Tipico Coffee opened up this weekend, signaling the creation of a wonderful neighborhood resource that works on so many levels. First, there are very few cafés of this nature, nestled right into a neighborhood setting. Most coffee shops are found on main drags, making the advent of Tipico (see story) something special. Second, the café was built in reverse. Instead of being built with an operator in mind (which is what traditionally happens), Tipico was built to bring a modernist vision to Buffalo. The interior of Tipico is sleek and streamlined, yet warmed by radiant floor heat, along with an ancient Chinese heating element called a keng stove. In the case of Tipico, function and form battle it out, and the winner is the customer who gets to experience a comfortably-dynamic setting in a neighborhood that warrants such a tremendous effort.
Property owner Giles Kavanagh, Davidson Rafailidis Architects, and Tipico owner Jesse Crouse have done a smashing job at creating a vision and sticking with it – truly. Just take a look at the architect’s original vision, and then step inside Tipico – it’s essentially the same thing, right down to the Thonet chairs. The larger than life windows bring the neighborhood to the front door – the scene draws people in, similar to the scene evoked by Edward Hopper when he painted Nighthawks.
Tipico customers can gaze outside at the colorful foliage, set against old brick houses, on a corner that is historically significant in so many ways (the original Fargo Estate). Cars slowly pass, drivers and passengers gawking at the café, adding to the architectural brilliance – the pure simplicity achieved.

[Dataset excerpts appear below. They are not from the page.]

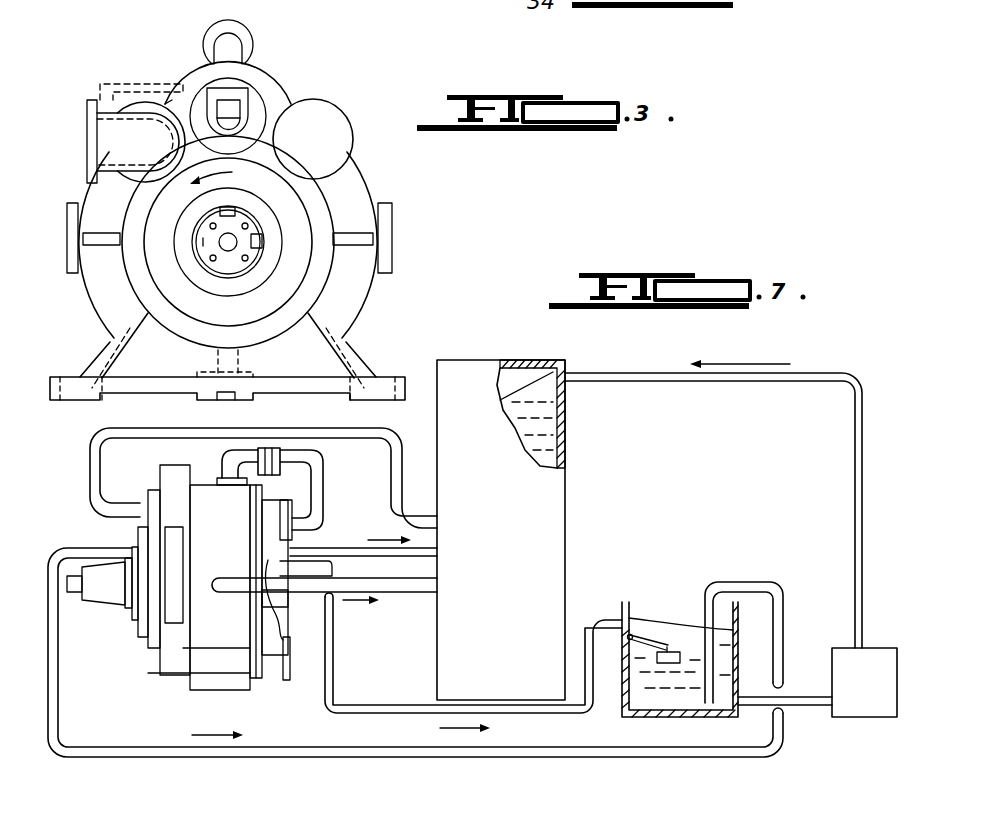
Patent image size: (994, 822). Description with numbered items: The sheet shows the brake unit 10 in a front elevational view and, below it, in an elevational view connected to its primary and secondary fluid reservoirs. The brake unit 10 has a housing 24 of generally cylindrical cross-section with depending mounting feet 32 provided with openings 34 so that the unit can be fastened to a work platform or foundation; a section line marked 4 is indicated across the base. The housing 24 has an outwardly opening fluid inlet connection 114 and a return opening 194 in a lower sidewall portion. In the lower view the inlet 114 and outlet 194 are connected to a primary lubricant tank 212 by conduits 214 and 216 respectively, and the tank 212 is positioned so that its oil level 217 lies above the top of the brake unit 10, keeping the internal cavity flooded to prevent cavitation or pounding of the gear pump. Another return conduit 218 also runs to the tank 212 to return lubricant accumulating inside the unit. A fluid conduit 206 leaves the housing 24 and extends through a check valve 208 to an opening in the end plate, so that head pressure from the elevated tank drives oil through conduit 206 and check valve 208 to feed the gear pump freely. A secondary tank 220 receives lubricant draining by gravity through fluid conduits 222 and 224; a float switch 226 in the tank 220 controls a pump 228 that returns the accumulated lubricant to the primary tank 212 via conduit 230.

In FIG. 3, the section line 4- 4 is at (262, 11).
In FIG. 3, the brake unit 10 is at (48, 272).
In FIG. 7, the brake unit 10 is at (86, 529).
In FIG. 3, the housing 24 is at (358, 183).
In FIG. 3, the mounting feet 32 is at (100, 356).
In FIG. 3, the openings 34 is at (66, 392).
In FIG. 3, the fluid inlet connection 114 is at (88, 128).
In FIG. 7, the fluid inlet connection 114 is at (142, 495).
In FIG. 3, the return opening 194 is at (398, 240).
In FIG. 7, the return opening 194 is at (214, 577).
In FIG. 7, the fluid conduit 206 is at (234, 466).
In FIG. 7, the check valve 208 is at (268, 471).
In FIG. 7, the primary lubricant reservoir 212 is at (488, 366).
In FIG. 7, the conduit 214 is at (340, 432).
In FIG. 7, the conduit 216 is at (414, 587).
In FIG. 7, the oil level 217 is at (546, 362).
In FIG. 7, the return conduit 218 is at (349, 542).
In FIG. 7, the secondary tank 220 is at (648, 602).
In FIG. 7, the fluid conduit 222 is at (336, 649).
In FIG. 7, the fluid conduit 224 is at (60, 651).
In FIG. 7, the float switch 226 is at (680, 650).
In FIG. 7, the pump 228 is at (843, 648).
In FIG. 7, the conduit 230 is at (776, 381).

The neighbors will undoubtedly claim Tipico as their own, stopping in on their way to work in the morning, and then again in the evening to watch the winter’s snow fly all around them, as if in a personal snow globe. And then come spring and summer, legs will dangle from the window ledges, with customers half inside and half outside the coffee shop. Crouse even says that he will have an espresso window, where customers (with their dogs) can place orders without even walking inside – more brilliancy.
Tipico will be frequented by students, artists, families, home owners – all the people that make up this neighborhood. It will be an eclectic place that will mainly be discovered by people who are familiar with the neighborhood, and/or seek it out because of its unique aesthetics and distinctively delicious brewed coffee drinks, toasts and spreads, Butter Block pastries, and other delectable treats.
A word of directional advice – the best way to get to Tipico (by car) is to head to Porter and then take Fargo heading towards downtown. Or catch Jersey at Niagara Street and head towards Kleinhans. In either case, a couple of blocks away you will find the corner of Jersey, where the café sits. These are the best ways to navigate all of the one way streets that lead (or don’t lead) to this oasis on the city’s lower West Side.